The risks vary depending on the type of token fan issued and traded. In the case of fan tokens of member-supporters, which give their purchasers access rights to products or services immediately or at a future date, problems of lack of information may occur. Questions like: what is that fan token for? What benefit does it give the purchaser? What happens if the purchaser is not satisfied with the benefit made available at a future date?
All these issues should be addressed in detail in the terms of use of the platform that publicly offers fan tokens. Many of such initiatives, however, are not sufficiently clear in their terms, which can lead to serious problems in the future.
Even if one informs the public about details of the fan token, risks still exist. The terms of use of the platform that trades fan tokens can be considered adareagreements, not subjecting the the purchaser to many of the clauses expressed there before Brazilian courts. An example is the foreign forum election clause for resolving any conflicts between the token purchaser and its issuer or offeror. This risk can be enhanced if the dispute involves consumer rights.
In addition to the risks associated with the member-supporter tokens, there is a more general risk that may affect the entire category of fan tokens, including so-called solidary tokens. This is the risk of the fan token being associated with a collective investment contract. In this case, the fan token will possibly be subject to Law 6,385/76, which establishes the need for registration with the Brazilian Securities and Exchange Commission (CVM).

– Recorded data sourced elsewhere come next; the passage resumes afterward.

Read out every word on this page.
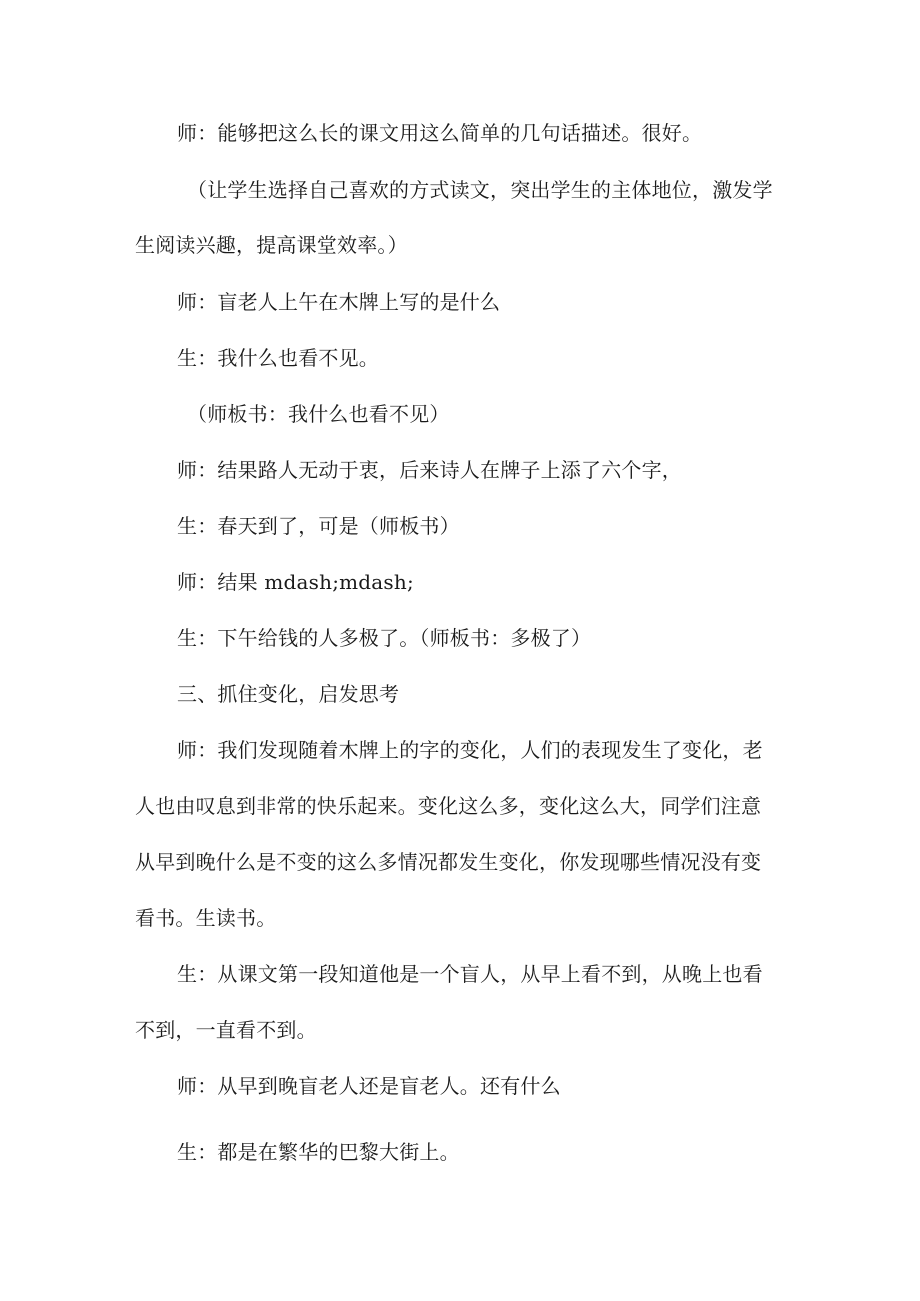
师：能够把这么长的课文用这么简单的几句话描述。很好。
（让学生选择自己喜欢的方式读文，突出学生的主体地位，激发学
生阅读兴趣，提高课堂效率。）
师：盲老人上午在木牌上写的是什么
生：我什么也看不见。
（师板书：我什么也看不见）
师：结果路人无动于衷，后来诗人在牌子上添了六个字，
生：春天到了，可是（师板书）
师：结果 mdash;mdash;
生：下午给钱的人多极了。（师板书：多极了）
三、抓住变化，启发思考
师：我们发现随着木牌上的字的变化，人们的表现发生了变化，老
人也由叹息到非常的快乐起来。变化这么多，变化这么大，同学们注意
从早到晚什么是不变的这么多情况都发生变化，你发现哪些情况没有变
看书。生读书。
生：从课文第一段知道他是一个盲人，从早上看不到，从晚上也看
不到，一直看不到。
师：从早到晚盲老人还是盲老人。还有什么
生：都是在繁华的巴黎大街上。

A fan token offering may be considered a collective investment contract if it generates, when publicly offered, the right of participation on profits or remuneration, including as a result of the rendering of services, and whose profits derive from the efforts of the entrepreneur or third parties.
Despite this broad definition, the CVM, when analyzing the specific case of Vasco Token – solidary token that represents credit rights in future transactions of some players of the team – has understood that this fan token consisted of a collective investment contract. CVM considered that the participation rights resulting from the commercialization of Vasco Token were so uncertain that it would not be possible to say that the tokens would represent by themselves the right to participate, partnership or remuneration with income coming from the effort of the team or third parties.
Nevertheless, the risk of similar fan tokens fall within the definition of a collective investment contract is considerable. In order to mitigate this risk, every single detail of the fan token offering must be rigorously thought out. Otherwise, the legal problems may be proportional to the passion for the team.